The amazing part about BEC is that the condensation of the atoms has nothing to do with attractive interactions pulling them (condensing) them together, which is normally how condensation occurs. It has to do with the quantum nature of the atoms themselves. Although BEC wasn’t taken too seriously at the time, it was finally shown to be true in 1995, when experimentalists were able to cool a system of rubidium-87 to near absolute zero using a combination of novel cooling techniques.
In a 12-month period of sustained creativity throughout 1926, Erwin Schrödinger (1887–1961) would produce six major papers on a new theory of quantum known as wave mechanics, and which would give us his famous wave equation.

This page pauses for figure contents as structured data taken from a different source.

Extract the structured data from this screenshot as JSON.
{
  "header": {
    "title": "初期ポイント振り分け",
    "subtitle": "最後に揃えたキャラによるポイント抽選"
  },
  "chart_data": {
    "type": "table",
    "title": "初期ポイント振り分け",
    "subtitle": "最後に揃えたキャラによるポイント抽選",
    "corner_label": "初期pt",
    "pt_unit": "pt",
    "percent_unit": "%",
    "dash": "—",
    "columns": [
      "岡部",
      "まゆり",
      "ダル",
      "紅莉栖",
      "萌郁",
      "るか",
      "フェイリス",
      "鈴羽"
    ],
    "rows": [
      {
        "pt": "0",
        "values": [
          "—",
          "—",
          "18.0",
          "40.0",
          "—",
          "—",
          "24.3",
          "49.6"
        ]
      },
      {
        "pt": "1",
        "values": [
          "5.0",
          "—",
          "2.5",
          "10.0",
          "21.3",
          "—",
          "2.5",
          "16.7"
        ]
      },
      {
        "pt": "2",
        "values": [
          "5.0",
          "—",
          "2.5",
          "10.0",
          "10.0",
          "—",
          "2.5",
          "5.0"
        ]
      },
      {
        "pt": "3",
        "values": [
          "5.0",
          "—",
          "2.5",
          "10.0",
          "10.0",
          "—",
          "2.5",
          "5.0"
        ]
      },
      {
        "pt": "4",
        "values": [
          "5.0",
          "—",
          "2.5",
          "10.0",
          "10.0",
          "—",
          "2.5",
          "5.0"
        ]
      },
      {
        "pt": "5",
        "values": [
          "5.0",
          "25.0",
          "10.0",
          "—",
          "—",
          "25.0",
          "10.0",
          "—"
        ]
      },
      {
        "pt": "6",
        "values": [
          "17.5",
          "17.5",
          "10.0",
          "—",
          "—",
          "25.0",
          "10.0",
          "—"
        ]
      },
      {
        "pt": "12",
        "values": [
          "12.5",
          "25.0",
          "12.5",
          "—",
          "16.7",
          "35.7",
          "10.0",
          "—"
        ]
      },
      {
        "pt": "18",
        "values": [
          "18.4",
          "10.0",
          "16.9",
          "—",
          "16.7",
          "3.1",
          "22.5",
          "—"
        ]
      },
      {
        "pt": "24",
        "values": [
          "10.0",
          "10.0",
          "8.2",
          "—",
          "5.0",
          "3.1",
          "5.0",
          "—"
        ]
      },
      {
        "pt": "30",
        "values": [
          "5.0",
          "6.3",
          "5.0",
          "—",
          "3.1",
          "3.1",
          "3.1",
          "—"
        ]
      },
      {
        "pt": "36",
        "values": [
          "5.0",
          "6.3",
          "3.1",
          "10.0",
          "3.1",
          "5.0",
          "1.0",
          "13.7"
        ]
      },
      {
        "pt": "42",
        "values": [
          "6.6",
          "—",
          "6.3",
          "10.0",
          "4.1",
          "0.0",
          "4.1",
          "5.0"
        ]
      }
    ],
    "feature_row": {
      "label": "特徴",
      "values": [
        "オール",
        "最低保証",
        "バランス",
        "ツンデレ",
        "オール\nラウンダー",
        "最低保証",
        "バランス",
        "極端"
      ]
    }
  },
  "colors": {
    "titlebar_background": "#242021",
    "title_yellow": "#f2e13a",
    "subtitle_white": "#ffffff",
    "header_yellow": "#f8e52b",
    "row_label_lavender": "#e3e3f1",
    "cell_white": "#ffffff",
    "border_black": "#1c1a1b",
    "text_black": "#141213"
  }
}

Einstein would initially welcome Schrödinger’s success with open arms, saying, “the idea of your work springs from true genius!” Ten days later Einstein added, “I am convinced that you have made a decisive advance with your formulation of the quantum condition….” However, his feelings would soon change.
The physical implications of Schrödinger’s wave equation were still a big mystery to everyone, including Schrödinger himself. It would finally be Max Born who got it right: “The motion of particles follows probability laws….” In other words, unlike a classical particle, a quantum particle (electron, photon, etc.) doesn’t move along a well-defined physical path with well-defined values for its key properties, such as position, momentum, energy and the like, at every instant in time. Such physical quantities (and many others) are determined entirely by an inherent quantum probability.
The notion of an underlying quantum probability proved to be too much for Einstein (and Schrödinger as well), who would now turn his back on the new quantum mechanics forever to pursue his dream of a causal unified field theory. In the end, Einstein would never realize this final dream, and the “strangeness” of quantum mechanics continues with us today.